Quanto sembrano stonate queste parole, anarchia, comunismo, ed ormai vengono superate sprezzantemente senza un’analisi concreta, perché il comunismo è un modello morto, e l’anarchia un’utopica illusione distaccata da qualsivoglia forma reale. Ma c’erano uomini che nell’Ottocento hanno dato la vita per questi ideali, e di certo non si può pensare che personalità come Tolstoj, Thoreau, Godwin, e lo stesso Kropotkin, volessero seminare il caos e la violenza in tutto il tessuto sociale, con dottrine distruttiviste e bombe a mano.
Il girondino Brissot, ai tempi della rivoluzione francese del 1789, diceva dell’anarchia: “Leggi non tradotte in effetto, autorità prive di forza disprezzate, il delitto impunito, la proprietà minacciata, la sicurezza dell’individuo violata, la moralità del popolo corrotta, nessuna costituzione, nessun governo, nessuna giustizia”

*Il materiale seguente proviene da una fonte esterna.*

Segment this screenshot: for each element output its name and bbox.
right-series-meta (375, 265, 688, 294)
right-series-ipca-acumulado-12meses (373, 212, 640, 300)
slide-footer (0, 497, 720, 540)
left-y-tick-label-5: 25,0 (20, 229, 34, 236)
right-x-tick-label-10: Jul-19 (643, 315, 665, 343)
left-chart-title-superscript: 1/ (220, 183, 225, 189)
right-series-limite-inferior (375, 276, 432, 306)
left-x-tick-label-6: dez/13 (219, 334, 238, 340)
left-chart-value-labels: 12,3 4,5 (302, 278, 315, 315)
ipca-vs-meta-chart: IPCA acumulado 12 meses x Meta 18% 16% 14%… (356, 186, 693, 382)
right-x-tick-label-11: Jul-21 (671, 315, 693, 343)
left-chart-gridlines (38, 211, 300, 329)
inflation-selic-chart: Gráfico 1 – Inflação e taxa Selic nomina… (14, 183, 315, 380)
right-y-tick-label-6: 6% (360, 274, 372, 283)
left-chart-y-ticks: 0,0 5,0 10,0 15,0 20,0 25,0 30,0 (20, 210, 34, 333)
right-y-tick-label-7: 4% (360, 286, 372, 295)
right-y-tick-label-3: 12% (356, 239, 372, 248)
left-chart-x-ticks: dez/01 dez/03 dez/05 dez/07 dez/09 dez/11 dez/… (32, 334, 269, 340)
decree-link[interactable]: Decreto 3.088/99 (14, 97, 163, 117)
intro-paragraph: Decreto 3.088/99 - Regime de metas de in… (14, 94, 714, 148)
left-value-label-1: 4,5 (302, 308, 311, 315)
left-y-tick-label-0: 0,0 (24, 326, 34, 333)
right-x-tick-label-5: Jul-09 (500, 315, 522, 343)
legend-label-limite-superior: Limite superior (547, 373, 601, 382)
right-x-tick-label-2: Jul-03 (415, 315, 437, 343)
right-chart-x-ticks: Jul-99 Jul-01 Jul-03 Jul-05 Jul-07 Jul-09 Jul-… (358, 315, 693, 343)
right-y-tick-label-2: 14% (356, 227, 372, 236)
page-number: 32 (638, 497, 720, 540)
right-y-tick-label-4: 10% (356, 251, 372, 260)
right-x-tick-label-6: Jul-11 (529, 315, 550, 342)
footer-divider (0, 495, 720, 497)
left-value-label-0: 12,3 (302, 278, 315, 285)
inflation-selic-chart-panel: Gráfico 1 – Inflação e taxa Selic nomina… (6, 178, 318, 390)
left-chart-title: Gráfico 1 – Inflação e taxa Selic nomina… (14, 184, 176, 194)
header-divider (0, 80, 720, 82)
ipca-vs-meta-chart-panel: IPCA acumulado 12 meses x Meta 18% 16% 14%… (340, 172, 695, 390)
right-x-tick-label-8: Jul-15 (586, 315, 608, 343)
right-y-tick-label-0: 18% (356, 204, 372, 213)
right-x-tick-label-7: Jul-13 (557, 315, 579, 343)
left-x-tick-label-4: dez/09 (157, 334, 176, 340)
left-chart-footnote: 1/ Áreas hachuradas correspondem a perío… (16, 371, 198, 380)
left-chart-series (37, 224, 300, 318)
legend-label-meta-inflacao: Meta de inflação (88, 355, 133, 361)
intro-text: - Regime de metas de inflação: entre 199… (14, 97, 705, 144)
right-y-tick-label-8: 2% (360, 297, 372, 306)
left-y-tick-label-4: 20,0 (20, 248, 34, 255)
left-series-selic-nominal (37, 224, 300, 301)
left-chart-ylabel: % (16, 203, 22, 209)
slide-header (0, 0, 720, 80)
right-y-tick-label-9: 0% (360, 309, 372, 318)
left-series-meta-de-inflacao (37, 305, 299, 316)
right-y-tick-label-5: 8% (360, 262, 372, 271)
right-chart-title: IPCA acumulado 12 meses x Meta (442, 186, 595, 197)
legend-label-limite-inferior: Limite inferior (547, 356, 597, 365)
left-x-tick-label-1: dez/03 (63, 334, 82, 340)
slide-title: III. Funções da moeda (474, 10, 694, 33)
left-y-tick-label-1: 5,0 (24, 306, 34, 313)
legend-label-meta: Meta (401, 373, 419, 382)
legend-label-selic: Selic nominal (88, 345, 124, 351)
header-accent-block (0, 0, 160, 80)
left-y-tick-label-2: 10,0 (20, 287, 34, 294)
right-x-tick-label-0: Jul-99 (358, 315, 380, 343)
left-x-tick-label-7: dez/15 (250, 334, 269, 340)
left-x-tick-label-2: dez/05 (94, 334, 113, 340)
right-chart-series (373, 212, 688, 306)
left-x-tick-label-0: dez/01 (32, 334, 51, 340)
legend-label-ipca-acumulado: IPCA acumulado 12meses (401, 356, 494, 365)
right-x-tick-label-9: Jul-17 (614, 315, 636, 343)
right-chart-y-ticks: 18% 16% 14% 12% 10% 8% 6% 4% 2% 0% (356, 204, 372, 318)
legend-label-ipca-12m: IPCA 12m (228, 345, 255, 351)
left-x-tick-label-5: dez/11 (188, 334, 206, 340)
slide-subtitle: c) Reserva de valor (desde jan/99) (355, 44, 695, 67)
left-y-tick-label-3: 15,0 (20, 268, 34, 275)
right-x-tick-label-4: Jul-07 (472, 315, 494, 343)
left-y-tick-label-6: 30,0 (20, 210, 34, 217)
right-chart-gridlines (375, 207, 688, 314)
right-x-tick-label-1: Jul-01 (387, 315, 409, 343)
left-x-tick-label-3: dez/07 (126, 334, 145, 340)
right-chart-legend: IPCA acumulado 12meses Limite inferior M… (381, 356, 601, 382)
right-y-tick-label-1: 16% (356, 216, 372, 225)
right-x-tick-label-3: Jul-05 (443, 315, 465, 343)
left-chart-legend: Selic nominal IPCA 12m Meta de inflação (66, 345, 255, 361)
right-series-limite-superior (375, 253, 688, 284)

Ma gli anarchici, attivisti e teorici, non erano certo un branco di terroristi senza arte né parte, ma dei pensatori morali, ed invero l’anarchia, più che una dottrina meramente politica, è una filosofia effettivamente etico-politica. Kropotkin, ma anche Bakunin, Proudhon, e l’italiano Errico Malatesta, furono i primi studiosi di questo senso pratico dell’anarchia.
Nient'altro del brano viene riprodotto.